One huge reason for the bubble: Local governments using their control of land to balance their budgets:
They created what are basically state-owned shell companies called “Local Government Financing Vehicles”. They gave these LGFVs free valuable land, which they then used to take out loans that local governments themselves couldn’t. The trick is that because their debt is hidden, local governments appear far healthier than they really are, while at the same time, meeting the quotas set by Beijing. Following the 2008 crisis, LGFVs transformed from a little quirk of its financial system to the backbone of local economies.
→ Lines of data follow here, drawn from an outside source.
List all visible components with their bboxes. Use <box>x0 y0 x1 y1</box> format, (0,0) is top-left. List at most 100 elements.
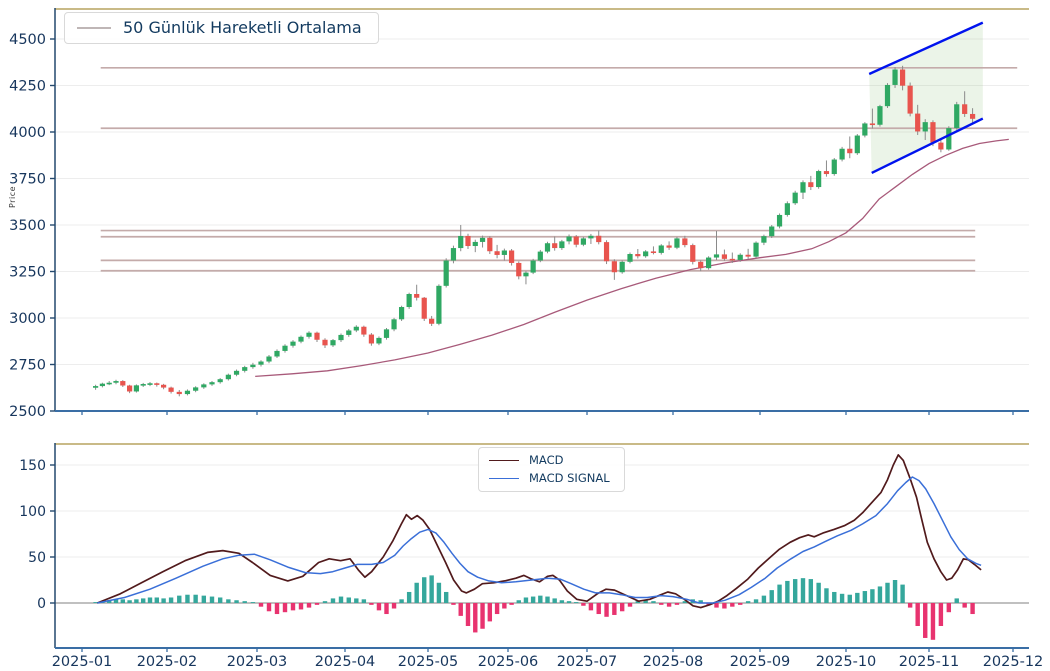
candle <box>209 382 215 385</box>
macd-histogram-bar <box>127 600 132 603</box>
candle <box>391 319 397 330</box>
candle <box>314 332 320 340</box>
macd-histogram-bar <box>885 582 890 603</box>
macd-signal-legend-label: MACD SIGNAL <box>529 471 610 485</box>
x-tick-label: 2025-07 <box>557 654 618 670</box>
candle <box>930 122 936 143</box>
candle <box>745 254 751 257</box>
candle <box>922 122 928 132</box>
candle <box>938 142 944 150</box>
candle <box>854 135 860 154</box>
macd-histogram-bar <box>322 601 328 603</box>
candle <box>627 254 633 262</box>
candle <box>436 285 442 324</box>
macd-histogram-bar <box>361 599 367 603</box>
candle <box>93 386 99 388</box>
macd-histogram-bar <box>242 601 247 603</box>
macd-histogram-bar <box>250 602 256 603</box>
candle <box>588 235 594 239</box>
macd-histogram-bar <box>566 601 572 603</box>
ma-legend: 50 Günlük Hareketli Ortalama <box>64 12 379 44</box>
macd-histogram-bar <box>907 602 913 608</box>
macd-histogram-bar <box>923 602 928 638</box>
y-tick-label: 50 <box>28 550 46 566</box>
candle <box>729 258 735 261</box>
x-tick-label: 2025-09 <box>730 654 791 670</box>
macd-histogram-bar <box>900 584 905 603</box>
macd-histogram-bar <box>487 602 493 622</box>
macd-histogram-bar <box>399 599 404 603</box>
macd-histogram-bar <box>808 579 814 603</box>
macd-histogram-bar <box>282 602 288 613</box>
candle <box>376 337 382 344</box>
candle <box>792 192 798 204</box>
x-tick-label: 2025-08 <box>643 654 704 670</box>
macd-histogram-bar <box>651 601 656 603</box>
candle <box>421 297 427 319</box>
macd-histogram-bar <box>574 602 579 603</box>
candle <box>573 236 579 245</box>
candle <box>823 171 830 175</box>
macd-histogram-bar <box>745 601 751 603</box>
candle <box>266 356 272 362</box>
x-tick-label: 2025-05 <box>398 654 459 670</box>
candle <box>713 254 720 258</box>
macd-histogram-bar <box>93 602 98 603</box>
macd-histogram-bar <box>800 578 806 603</box>
candle <box>501 250 507 255</box>
candle <box>666 245 672 248</box>
candle <box>154 383 160 385</box>
y-tick-label: 4500 <box>9 32 46 48</box>
candle <box>769 226 775 237</box>
macd-histogram-bar <box>258 602 264 607</box>
candle <box>201 384 207 388</box>
candle <box>705 257 712 269</box>
macd-legend-entry: MACD <box>489 453 563 467</box>
macd-histogram-bar <box>643 600 648 603</box>
candle <box>193 387 199 391</box>
candle <box>544 243 551 252</box>
macd-line-sample <box>489 459 519 461</box>
macd-histogram-bar <box>465 602 471 626</box>
macd-histogram-bar <box>666 602 672 607</box>
macd-signal-legend-entry: MACD SIGNAL <box>489 471 610 485</box>
macd-histogram-bar <box>596 602 601 615</box>
candle <box>839 148 845 160</box>
macd-histogram-bar <box>659 602 664 605</box>
candle <box>635 254 641 257</box>
candle <box>690 245 696 262</box>
macd-histogram-bar <box>559 600 565 603</box>
candle <box>472 241 478 247</box>
candle <box>225 374 231 380</box>
x-tick-label: 2025-01 <box>52 654 113 670</box>
macd-histogram-bar <box>523 597 529 603</box>
candle <box>559 241 565 249</box>
ma-legend-label: 50 Günlük Hareketli Ortalama <box>123 18 362 37</box>
macd-histogram-bar <box>369 602 374 605</box>
candle <box>530 260 536 273</box>
macd-histogram-bar <box>376 602 382 611</box>
macd-histogram-bar <box>588 602 594 611</box>
macd-histogram-bar <box>938 602 944 626</box>
macd-histogram-bar <box>769 590 774 603</box>
macd-histogram-bar <box>824 588 829 603</box>
macd-histogram-bar <box>738 602 743 605</box>
candle <box>458 235 464 249</box>
macd-histogram-bar <box>714 602 719 608</box>
macd-histogram-bar <box>354 598 359 603</box>
macd-histogram-bar <box>201 595 207 603</box>
macd-histogram-bar <box>458 602 463 616</box>
macd-histogram-bar <box>209 596 215 603</box>
candle <box>353 326 359 331</box>
macd-histogram-bar <box>177 595 182 603</box>
candle <box>494 251 500 255</box>
macd-legend: MACD MACD SIGNAL <box>478 447 625 492</box>
macd-histogram-bar <box>954 598 959 603</box>
macd-histogram-bar <box>266 602 272 612</box>
candle <box>338 334 344 341</box>
candle <box>877 106 883 125</box>
macd-histogram-bar <box>816 582 821 603</box>
macd-histogram-bar <box>107 600 112 603</box>
macd-histogram-bar <box>509 602 514 605</box>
If these ‘financing vehicles’ default on their loans, or if housing prices fall too steeply, local governments now have just as much to lose as homeowners. If a local government stops taking out loans, it instantly loses over a third of its revenue, causing a different kind of doomsday. So while the central government may direct local officials to control their debt, the best they can really do is feign cooperation.
Flu Manchu only temporarily halted home price rises, and they’re still soaring.
“Solutions are far too costly to assume their implementation.”
There are a lot more videos of China suckage, but I’ll have to split this up and get to those another time.
Only recently did I learn the word Chinesium, a much needed neologism describing the crappy, subpar metal that cut-rate Chinese manufacturers build their products out of.
So what happens when you build skyscrapers out of Chinesium? This happens:
Engineers were inspecting a skyscraper in southern China on Wednesday, a day after it triggered widespread panic when it suddenly began shaking, as people took to social media to ask if shoddy construction may have been to blame.
Shoddy construction? In China?
The 1,000-foot SEG Plaza in the southern city of Shenzhen near Hong Kong began swaying in the early afternoon on Tuesday, prompting people inside and those on the streets below to flee.
Emergency management officials quickly ruled out an earthquake as the cause of the wobble in the tech hub’s Futian district.
Officials said no further movement had been detected and experts found “no safety abnormalities in the main structure and surrounding environment of the building.”
The building had stopped shaking by the time people were evacuated, state media reported, and the plaza remained sealed off.
Building collapses are not rare in China, where lax construction standards and breakneck urbanization over recent decades has led to buildings being thrown up in haste.
You don’t say. It’s cut corners all the way down.
Poor construction standards are often linked to corruption among local officials, most recently after the collapse of a quarantine hotel in southern China last year.
As opposed to that corruption among national officials reporters aren’t supposed to mention.
Completed in 2000, the tower is home to a major electronics market as well as various offices in the central business district of Shenzhen, a sprawling metropolis of more than 13 million people.
The building is named after the semiconductor and electronics manufacturer Shenzhen Electronics Group, whose offices are based in the complex.
It is the 18th tallest tower in Shenzhen, according to the Council on Tall Buildings and Urban Habitat skyscraper database.
I’d never heard of Shenzhen Electronics Group, AKA Shenzhen Fine Made Electronics Group Company Ltd., which doesn’t necessarily mean anything. There are lots of fabless semiconductor manufacturers in various vertical markets I’ve never heard of. Bloomberg says they have 899 employees. So why do they have a website that would have looked ancient even in 2005?
Hopefully their semiconductors are better constructed than the building they work in.
Chinese authorities last year banned the construction of skyscrapers taller than 500 meters (1,640 feet), adding to height restrictions already enforced in some other cities such as Beijing.